Chapter 2 Single Sample Data

The basic model descriptions of survival data are introduced. Basically, the distribution of survival data may be either continuous or discrete, but the nonparametric estimators of the distributions of survival time are discrete in any case. Therefore, the discrete models are necessary to know in order to understand nonparametric estimation.

In the present chapter, only nonparametric estimation is discussed. This means that no assumptions whatsoever are made about the true underlying distribution. Parametric models are presented in Chapter 8.

2.1 Continuous Time Model Descriptions

Traditional statistical model descriptions are based on the density and the cumulative distribution functions. These functions are not so suitable for use with censored and/or truncated data. The survival and hazard functions are better suited, as will be demonstrated here. It should however be acknowledged that all these functions are simple functions of each other, so the information they convey is in principle the same, it is only convenience that determines which one(s) to choose and use in a particular application.

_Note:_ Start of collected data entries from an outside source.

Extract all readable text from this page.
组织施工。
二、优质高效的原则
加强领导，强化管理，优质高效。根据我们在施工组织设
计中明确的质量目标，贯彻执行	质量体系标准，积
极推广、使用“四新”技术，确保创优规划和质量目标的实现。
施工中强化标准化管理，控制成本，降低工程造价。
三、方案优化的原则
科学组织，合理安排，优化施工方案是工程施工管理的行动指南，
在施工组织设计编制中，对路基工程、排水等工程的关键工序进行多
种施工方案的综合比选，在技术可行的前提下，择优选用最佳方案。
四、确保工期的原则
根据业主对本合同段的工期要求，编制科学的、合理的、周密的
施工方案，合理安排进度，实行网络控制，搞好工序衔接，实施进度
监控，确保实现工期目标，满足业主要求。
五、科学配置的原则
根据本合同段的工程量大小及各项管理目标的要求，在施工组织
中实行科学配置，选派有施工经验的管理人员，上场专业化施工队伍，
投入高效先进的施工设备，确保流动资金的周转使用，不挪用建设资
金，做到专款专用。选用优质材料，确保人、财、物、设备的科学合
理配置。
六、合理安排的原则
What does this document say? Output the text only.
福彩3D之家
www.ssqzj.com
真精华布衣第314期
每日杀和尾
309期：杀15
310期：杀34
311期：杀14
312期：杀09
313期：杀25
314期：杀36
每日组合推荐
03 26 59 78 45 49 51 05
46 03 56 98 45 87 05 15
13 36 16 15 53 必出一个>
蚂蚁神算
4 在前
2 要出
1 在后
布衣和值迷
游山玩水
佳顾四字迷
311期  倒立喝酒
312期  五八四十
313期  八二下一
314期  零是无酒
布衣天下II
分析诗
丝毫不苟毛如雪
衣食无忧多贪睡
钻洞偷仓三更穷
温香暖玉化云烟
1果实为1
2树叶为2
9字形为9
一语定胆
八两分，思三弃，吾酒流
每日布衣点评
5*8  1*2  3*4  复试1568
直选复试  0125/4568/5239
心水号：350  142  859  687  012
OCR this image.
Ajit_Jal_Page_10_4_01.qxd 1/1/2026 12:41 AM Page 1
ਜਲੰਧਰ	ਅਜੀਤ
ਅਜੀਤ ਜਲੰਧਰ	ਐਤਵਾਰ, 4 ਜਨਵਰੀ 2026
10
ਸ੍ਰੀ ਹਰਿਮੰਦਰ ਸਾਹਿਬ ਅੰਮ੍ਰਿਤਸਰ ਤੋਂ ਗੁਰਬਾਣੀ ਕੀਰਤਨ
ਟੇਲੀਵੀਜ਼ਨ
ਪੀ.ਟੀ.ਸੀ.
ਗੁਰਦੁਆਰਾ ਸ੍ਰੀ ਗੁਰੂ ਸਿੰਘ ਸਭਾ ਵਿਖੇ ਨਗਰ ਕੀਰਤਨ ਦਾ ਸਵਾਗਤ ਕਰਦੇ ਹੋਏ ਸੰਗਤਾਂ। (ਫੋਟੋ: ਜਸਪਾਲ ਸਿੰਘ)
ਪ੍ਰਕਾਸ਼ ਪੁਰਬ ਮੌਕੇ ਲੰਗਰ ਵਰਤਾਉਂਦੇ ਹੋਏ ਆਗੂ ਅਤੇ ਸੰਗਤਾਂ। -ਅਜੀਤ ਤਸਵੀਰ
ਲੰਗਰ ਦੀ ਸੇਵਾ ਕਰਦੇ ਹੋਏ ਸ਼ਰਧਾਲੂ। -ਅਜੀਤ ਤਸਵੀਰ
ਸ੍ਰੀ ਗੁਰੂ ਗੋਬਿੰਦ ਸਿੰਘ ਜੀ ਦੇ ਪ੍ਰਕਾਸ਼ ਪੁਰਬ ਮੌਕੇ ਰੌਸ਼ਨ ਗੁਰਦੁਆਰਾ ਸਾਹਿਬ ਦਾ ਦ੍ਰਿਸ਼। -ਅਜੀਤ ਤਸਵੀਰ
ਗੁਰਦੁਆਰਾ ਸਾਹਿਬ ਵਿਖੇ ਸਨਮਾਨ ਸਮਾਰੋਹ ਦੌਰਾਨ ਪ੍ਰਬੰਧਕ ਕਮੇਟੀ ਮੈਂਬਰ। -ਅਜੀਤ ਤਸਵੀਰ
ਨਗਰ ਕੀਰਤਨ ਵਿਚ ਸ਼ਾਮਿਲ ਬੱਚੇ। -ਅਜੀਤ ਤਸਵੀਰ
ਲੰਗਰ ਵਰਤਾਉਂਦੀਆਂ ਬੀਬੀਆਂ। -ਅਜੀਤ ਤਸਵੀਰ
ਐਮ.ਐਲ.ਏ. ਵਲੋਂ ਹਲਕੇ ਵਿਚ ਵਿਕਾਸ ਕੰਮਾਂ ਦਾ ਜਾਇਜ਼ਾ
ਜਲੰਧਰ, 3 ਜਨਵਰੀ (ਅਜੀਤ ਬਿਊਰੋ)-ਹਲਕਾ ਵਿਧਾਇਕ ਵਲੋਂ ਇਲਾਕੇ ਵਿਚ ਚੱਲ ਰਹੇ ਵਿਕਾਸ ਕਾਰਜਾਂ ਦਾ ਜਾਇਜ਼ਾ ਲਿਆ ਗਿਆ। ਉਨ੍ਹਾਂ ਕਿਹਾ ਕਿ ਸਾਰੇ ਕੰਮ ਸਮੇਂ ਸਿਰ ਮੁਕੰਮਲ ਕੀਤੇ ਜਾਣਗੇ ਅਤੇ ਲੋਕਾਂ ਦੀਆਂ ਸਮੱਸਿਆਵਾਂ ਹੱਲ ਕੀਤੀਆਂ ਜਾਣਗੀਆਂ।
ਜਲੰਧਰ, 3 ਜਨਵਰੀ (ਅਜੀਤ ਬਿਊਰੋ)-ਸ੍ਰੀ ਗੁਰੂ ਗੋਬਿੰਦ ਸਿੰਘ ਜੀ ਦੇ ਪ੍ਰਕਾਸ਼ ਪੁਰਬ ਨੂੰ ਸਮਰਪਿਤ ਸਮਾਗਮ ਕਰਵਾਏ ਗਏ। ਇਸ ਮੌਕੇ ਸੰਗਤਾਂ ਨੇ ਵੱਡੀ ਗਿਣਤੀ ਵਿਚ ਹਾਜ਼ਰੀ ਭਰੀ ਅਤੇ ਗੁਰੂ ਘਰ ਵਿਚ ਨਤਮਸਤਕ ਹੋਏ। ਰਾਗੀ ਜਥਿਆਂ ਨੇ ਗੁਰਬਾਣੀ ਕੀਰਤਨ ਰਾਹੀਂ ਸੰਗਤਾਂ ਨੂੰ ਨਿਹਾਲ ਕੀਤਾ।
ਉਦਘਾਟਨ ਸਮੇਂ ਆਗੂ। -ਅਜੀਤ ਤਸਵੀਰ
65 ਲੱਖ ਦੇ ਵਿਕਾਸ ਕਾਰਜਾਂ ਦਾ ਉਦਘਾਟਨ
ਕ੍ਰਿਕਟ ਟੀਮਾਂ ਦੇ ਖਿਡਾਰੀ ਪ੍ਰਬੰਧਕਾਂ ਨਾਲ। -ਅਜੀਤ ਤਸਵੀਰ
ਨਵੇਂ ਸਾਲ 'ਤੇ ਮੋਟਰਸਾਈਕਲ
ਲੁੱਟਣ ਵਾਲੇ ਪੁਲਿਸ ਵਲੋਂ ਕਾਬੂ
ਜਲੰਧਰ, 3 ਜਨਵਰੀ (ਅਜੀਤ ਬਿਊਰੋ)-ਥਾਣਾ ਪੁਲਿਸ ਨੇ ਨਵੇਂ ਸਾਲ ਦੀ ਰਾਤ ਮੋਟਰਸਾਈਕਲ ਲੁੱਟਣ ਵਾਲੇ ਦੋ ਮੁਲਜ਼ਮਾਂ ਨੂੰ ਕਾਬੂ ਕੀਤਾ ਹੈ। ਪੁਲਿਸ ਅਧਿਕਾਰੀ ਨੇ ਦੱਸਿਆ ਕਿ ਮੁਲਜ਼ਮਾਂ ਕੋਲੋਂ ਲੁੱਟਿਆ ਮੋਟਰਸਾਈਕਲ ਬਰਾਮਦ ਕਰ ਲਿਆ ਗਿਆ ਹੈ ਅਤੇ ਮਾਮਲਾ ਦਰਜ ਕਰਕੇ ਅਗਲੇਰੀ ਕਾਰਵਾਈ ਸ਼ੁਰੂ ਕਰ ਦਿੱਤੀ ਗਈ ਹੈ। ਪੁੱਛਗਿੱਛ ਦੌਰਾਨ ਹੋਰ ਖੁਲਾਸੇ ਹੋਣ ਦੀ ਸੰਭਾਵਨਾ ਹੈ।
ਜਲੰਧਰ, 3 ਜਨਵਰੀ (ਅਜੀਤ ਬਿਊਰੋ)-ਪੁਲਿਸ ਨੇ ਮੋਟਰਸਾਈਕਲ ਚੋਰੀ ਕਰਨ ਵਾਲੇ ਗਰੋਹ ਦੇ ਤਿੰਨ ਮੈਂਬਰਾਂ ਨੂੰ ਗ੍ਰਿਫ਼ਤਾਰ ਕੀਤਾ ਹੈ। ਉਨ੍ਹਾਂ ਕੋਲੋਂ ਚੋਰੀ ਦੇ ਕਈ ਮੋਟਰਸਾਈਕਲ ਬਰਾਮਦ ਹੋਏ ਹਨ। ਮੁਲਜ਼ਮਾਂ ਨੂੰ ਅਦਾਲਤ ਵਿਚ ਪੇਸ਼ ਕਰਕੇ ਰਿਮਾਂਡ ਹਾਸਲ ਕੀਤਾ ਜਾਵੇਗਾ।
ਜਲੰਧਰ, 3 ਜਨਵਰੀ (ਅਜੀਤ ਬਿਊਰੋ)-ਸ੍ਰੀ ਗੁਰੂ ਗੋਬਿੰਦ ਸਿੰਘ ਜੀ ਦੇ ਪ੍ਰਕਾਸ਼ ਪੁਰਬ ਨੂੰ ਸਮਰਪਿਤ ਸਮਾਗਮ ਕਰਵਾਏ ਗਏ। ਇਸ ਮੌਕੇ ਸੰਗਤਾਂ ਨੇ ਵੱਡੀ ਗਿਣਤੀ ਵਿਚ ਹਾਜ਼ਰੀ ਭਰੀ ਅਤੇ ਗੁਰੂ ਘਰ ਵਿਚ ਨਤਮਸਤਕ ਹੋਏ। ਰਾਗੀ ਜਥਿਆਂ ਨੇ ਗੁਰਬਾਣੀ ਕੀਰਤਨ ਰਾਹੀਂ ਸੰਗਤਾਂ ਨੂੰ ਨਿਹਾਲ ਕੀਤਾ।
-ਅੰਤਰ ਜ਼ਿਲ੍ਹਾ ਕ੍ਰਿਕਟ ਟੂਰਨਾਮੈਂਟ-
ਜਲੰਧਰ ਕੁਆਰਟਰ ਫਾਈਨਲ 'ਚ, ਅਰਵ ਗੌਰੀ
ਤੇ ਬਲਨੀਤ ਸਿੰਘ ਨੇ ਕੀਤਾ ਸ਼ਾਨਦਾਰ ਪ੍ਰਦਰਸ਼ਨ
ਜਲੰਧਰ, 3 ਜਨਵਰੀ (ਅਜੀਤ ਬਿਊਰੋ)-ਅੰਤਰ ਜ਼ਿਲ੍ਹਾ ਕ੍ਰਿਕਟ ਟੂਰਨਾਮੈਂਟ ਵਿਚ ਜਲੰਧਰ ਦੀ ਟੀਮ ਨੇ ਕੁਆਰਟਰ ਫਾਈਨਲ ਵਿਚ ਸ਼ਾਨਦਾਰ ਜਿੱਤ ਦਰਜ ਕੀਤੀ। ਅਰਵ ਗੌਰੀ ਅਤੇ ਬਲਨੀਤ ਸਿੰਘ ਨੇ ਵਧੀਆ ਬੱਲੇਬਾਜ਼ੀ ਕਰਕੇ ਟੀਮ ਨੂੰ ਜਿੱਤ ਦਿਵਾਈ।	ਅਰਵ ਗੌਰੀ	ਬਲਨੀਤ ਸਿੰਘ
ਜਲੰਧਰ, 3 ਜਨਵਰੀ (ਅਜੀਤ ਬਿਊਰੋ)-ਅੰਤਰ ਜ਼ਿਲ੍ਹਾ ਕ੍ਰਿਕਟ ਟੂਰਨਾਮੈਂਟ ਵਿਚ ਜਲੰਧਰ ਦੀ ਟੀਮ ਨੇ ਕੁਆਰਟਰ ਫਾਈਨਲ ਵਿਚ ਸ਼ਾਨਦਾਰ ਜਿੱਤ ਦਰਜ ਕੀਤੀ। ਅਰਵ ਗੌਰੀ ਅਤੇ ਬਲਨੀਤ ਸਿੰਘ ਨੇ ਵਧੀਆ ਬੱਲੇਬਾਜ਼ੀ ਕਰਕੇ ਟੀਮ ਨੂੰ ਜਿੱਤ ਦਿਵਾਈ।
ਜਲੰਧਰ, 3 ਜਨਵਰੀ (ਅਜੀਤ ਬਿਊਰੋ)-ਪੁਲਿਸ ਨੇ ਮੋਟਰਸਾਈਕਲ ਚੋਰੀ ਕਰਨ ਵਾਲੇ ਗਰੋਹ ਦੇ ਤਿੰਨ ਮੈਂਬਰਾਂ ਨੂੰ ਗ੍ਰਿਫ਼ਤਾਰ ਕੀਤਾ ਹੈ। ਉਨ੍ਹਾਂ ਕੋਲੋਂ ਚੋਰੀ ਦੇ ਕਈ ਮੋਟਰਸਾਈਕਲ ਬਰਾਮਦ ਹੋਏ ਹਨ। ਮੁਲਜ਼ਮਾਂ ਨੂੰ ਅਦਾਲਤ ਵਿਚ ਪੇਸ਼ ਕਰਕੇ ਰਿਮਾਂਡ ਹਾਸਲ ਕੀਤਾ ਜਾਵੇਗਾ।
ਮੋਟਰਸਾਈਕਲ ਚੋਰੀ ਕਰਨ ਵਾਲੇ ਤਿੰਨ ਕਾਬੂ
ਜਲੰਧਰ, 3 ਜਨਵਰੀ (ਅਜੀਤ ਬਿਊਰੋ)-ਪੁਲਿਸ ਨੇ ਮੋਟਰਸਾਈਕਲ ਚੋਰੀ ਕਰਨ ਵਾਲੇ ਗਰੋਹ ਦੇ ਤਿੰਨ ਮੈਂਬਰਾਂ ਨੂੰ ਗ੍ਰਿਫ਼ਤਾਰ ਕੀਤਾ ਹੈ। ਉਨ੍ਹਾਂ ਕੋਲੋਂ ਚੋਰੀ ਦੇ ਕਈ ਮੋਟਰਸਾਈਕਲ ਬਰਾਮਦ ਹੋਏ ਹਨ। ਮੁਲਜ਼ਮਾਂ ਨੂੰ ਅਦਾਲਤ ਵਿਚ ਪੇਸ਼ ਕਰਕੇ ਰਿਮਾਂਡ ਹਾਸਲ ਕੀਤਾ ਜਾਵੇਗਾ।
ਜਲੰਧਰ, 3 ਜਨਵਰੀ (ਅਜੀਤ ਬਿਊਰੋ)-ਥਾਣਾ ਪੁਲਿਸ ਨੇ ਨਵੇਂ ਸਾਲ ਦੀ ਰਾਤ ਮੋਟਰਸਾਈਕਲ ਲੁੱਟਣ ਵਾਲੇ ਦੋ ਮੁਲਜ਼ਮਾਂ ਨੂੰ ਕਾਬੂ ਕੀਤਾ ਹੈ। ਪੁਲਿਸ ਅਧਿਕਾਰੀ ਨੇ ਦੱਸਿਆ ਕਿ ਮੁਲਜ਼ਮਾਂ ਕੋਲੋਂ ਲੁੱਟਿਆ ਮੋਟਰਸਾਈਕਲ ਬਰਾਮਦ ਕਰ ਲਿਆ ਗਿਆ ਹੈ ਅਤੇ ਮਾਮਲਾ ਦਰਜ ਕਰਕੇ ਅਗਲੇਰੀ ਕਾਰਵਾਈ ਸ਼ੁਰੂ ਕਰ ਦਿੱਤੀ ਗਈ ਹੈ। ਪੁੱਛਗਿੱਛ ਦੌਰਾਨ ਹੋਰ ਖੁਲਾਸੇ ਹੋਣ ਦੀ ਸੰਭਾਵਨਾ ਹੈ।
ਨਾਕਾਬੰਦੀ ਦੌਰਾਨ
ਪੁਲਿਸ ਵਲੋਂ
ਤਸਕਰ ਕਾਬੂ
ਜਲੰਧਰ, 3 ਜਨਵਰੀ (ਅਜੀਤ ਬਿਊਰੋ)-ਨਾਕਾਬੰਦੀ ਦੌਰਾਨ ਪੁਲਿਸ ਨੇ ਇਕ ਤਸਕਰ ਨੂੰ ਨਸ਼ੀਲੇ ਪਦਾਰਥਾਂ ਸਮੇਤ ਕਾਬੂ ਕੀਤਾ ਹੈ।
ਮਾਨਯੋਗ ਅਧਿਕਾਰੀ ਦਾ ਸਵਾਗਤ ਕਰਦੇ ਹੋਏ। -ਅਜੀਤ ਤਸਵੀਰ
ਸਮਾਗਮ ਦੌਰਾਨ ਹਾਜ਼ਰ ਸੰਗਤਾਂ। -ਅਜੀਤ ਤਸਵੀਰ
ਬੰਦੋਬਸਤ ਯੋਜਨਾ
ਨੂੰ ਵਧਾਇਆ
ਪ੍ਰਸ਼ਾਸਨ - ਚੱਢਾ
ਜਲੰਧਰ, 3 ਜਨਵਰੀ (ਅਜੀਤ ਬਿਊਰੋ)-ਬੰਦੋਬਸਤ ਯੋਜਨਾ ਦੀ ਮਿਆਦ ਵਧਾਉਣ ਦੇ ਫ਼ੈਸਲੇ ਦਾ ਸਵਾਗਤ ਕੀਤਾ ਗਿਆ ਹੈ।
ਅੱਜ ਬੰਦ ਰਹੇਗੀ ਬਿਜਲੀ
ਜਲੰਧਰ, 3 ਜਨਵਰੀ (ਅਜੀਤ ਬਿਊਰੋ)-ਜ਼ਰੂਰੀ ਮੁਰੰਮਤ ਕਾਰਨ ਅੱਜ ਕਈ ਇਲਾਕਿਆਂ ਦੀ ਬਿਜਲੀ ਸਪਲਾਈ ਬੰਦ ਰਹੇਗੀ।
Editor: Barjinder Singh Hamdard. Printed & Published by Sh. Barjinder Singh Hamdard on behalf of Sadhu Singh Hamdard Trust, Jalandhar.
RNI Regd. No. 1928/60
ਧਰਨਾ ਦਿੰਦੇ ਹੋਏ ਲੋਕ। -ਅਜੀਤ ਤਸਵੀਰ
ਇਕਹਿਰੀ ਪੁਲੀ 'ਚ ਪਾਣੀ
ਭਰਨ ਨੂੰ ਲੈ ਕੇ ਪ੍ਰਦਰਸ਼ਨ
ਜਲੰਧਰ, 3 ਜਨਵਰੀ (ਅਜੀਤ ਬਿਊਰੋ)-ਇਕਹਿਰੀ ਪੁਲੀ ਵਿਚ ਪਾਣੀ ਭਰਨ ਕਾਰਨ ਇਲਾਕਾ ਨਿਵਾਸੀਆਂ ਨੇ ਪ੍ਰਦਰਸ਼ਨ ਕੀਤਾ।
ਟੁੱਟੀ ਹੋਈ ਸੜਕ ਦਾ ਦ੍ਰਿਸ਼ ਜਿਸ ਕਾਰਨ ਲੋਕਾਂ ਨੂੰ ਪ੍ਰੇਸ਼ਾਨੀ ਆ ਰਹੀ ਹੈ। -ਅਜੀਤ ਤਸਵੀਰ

2.1.1 The survival function

We start with a motivating example (2.1), the life table, and its connection to death risks and survival probabilities in a population, see Table ??.

Example 2.1 (Swedish life tables)

Statistics Sweden (SCB) is a government agency that produces statistics and have a coordinating role for the official statistics of Sweden. From their home page it is possible to download vital population statistics, like population size and number of deaths by age, gender, and year. From such data it is possible to construct life tables.

Two raw tables are needed, one with population size by age, sex, and year, and one with the number of deaths by the same categories. Tables are available for age intervals of lengths 1, 5, and 10 years. We always prefer data with as much information as possible, so we choose the tables with age interval lengths one. It is always possible to aggregate later, if that is preferred.

There are two data sets in the R package eha that contain population size information and information about number of deaths, swepop and swedeaths, respectively. Both cover the years 1969–2020. We use both to construct a data frame females containing population size and number of deaths for females 2020. Below, the first five and last five rows are printed. Note that the last row, with age = 100 in fact includes all ages from 100 and above. It is common that tables like this one ends with an open interval.

library(eha)
females <- swepop[swepop$sex == "women" & swepop$year == 2020, 
                  c("age", "pop")]
females$deaths <- swedeaths[swedeaths$sex == "women" & 
                                swedeaths$year == 2020, "deaths"]
print(females[c(1:5, 97:101), ], row.names = FALSE)
 age     pop deaths
   0 55505.5    112
   1 57158.0      8
   2 58254.5      5
   3 59680.0      3
   4 60075.5      9
  96  3940.5   1256
  97  2768.0    883
  98  2033.5    764
  99  1445.0    581
 100  1933.5   1004

A full view of the population size by age is given in Figure 2.1.

Female population by age, Sweden 2020.

FIGURE 2.1: Female population by age, Sweden 2020.

And the numbers of deaths by age are shown in Figure 2.2.

Female deaths by age, Sweden 2020.

FIGURE 2.2: Female deaths by age, Sweden 2020.

Our primary interest lies in the age specific mortality, which simply is given by dividing the number of deaths by the population size, age by age. We do that, and add one column, derived from the original three, in the following way.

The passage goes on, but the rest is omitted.